In early 2004, China Newsweek (Xin Wen Zhou Kan), an influential official mouthpiece of mainland China, published a commentary calling for power division or separation within the CCP so as to rebuild democracy and discipline. Authored by Wang Guixiu, a well-regarded professor in the CCP's Central Party School where senior communist leaders are further educated and groomed, the comment to some extent spoke for Hu himself, who holds the position of principal of the Central Party School.
In brief, the proposal of "power division" calls for the standing committee of the CCP National Congress to hold policy-making power, while the much larger congress is adjourned; it calls for executive committee to be elected by the whole congress to carry out the policies set forth and for a supervision committee to be elected by the whole congress to oversee the executive committee. In this way, policy-making, execution and supervision are independent from and also subject to each other in something like a system of checks and balances.
However, the comment on political reform was followed by a conservative backlash. At a symposium on August 21 to study the theories of the Deng Xiaoping, Li Changchun of the CCP Central Politburo issued a warning against the alleged conspiracy of Westernization and "splittism" by a few hostile Western countries, meanwhile calling for unswerving faith in the communist political ideology.

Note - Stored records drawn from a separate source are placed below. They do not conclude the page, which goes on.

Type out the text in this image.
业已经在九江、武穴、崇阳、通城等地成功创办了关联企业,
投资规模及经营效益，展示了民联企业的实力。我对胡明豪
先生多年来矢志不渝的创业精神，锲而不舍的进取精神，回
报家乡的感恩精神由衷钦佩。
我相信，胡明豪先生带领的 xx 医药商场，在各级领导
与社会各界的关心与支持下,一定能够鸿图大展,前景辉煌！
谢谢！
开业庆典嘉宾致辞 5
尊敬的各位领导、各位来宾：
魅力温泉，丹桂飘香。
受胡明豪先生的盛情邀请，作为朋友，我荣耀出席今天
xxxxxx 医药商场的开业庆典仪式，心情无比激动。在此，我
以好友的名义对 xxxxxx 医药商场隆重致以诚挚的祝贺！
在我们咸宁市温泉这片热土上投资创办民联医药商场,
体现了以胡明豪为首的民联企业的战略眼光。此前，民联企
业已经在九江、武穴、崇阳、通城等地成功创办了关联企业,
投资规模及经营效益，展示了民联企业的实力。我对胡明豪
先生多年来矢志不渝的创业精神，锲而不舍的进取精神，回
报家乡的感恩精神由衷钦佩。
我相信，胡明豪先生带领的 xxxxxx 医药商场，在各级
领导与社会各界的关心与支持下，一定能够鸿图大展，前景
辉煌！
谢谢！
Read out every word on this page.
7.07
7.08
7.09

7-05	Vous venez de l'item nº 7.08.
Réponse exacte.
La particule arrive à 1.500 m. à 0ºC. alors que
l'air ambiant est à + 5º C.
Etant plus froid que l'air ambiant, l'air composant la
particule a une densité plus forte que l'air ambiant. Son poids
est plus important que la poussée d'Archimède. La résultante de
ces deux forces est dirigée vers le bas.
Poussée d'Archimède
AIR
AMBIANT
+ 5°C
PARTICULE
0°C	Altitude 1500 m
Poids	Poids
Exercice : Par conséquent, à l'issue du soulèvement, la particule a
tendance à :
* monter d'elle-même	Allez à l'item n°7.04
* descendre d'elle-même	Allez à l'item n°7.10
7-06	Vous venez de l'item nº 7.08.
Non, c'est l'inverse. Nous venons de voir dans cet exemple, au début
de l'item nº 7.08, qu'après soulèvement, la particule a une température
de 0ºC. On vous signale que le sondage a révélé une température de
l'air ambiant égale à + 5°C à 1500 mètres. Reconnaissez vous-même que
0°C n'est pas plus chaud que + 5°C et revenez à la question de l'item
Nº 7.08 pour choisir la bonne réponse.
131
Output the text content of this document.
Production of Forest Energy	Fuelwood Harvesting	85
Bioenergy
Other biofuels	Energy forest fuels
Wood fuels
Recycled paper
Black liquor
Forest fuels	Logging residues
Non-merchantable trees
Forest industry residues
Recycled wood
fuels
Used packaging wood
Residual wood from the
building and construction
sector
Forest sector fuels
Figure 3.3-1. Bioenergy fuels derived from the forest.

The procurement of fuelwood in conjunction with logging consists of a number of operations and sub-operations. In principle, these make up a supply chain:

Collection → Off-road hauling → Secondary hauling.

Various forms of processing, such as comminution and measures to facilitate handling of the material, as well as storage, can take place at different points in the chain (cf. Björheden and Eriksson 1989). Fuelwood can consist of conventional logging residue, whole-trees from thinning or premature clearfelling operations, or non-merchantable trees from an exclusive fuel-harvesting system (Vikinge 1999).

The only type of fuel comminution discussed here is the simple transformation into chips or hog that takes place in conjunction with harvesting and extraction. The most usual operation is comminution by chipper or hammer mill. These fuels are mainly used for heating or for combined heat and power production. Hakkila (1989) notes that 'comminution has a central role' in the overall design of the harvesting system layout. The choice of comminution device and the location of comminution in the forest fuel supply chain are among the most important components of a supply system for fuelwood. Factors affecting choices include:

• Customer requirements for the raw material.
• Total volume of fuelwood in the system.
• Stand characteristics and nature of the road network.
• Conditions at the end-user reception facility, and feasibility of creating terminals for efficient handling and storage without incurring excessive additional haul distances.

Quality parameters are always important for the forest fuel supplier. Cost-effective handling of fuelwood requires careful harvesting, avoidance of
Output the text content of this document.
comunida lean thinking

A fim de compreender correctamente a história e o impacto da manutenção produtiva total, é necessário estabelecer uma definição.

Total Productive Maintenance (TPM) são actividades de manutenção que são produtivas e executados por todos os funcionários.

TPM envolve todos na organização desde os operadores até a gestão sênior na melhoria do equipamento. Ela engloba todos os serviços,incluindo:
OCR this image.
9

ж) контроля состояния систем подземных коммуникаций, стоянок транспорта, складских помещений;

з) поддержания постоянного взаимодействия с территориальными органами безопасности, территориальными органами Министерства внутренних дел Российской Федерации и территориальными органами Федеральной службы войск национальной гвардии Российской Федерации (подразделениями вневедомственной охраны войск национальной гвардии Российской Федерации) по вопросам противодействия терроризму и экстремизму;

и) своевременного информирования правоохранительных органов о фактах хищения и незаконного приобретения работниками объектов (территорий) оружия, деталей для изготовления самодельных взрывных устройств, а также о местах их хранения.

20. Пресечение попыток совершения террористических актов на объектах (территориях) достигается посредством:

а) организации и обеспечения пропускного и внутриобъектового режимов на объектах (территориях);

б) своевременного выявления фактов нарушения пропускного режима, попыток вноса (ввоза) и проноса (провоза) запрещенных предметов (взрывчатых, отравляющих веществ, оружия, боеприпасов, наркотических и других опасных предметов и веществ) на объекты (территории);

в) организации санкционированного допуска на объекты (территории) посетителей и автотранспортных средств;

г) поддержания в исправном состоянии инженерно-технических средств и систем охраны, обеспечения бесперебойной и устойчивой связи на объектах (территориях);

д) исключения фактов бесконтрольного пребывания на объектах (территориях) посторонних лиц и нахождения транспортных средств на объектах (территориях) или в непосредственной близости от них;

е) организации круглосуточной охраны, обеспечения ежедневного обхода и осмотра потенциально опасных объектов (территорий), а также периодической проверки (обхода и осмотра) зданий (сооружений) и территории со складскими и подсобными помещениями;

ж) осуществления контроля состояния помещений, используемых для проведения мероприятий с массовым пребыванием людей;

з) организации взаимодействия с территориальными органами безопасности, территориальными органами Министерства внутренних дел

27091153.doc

In South China's Guangdong province, chief CCP officers convened on August 23 to deliberate how to improve the CCP's administration, a major concern of the reformist Hu. But the convention also concluded that the province was being challenged by a wave of Westernization and splittism, apparently the sentiments of Jiang.
Four weeks ago, the PLA Daily, a mouthpiece of the People's Liberation Army, pointed out that the "Three Represents" theory contrived by Jiang must dominate political indoctrination in the army to defeat Westernization and splittism. The report emphasized that the CCP's absolute command of the troops should be based on the steadfast belief in the "Three Represents", meaning the CCP represents the requirement to develop advanced productive forces, an orientation towards advanced culture, and the fundamental interests of the overwhelming majority of the people in China.
Nebulous though they are, these remarks echo the address of Jiang at the 16th CCP National Congress, and appear indirectly to criticize Hu's quasi-democratic separation of party powers as a move of Westernization or splittism. The August volume of Journalistic Front, a governmental journal, trumpeted an essay by the propaganda officer of central China's Hebei province, claiming that news broadcasting and party propaganda work must be guided by the "Three Represents" theory so as to screen and resist erroneous ideology, crushing the foreign plot to Westernize and split China.
The warning against Westernization and splittism, a cliche, was once frequently chanted after the democracy movement was violently crushed in Tiananmen Square in June 1989. But the cliche seems to be have been almost forgotten, only used to attack the independence-minded separatists in the autonomous Xinjiang and Tibet regions, since Deng Xiaoping paid an inspection tour around South China in 1992. Therefore, the recent reactivation of the two big words has touched the nerves and political antennae of many China observers.
When meeting with military representatives in late July, Jiang delivered a "truth" talk that stressed telling the truth and being pragmatic in learning his "Three Represents" theory. Observers believe that Jiang was attempting to make himself the champion of the "Three Represents" theory, now written into the country's constitution, and to magnify his influence in the political arena. But this trick may be outmoded, for Lin Biao, commander-in-chief back in the 1960s, successfully made himself a champion of "Mao Zedong Thought", but still failed in his subsequent assassination and usurpation plot.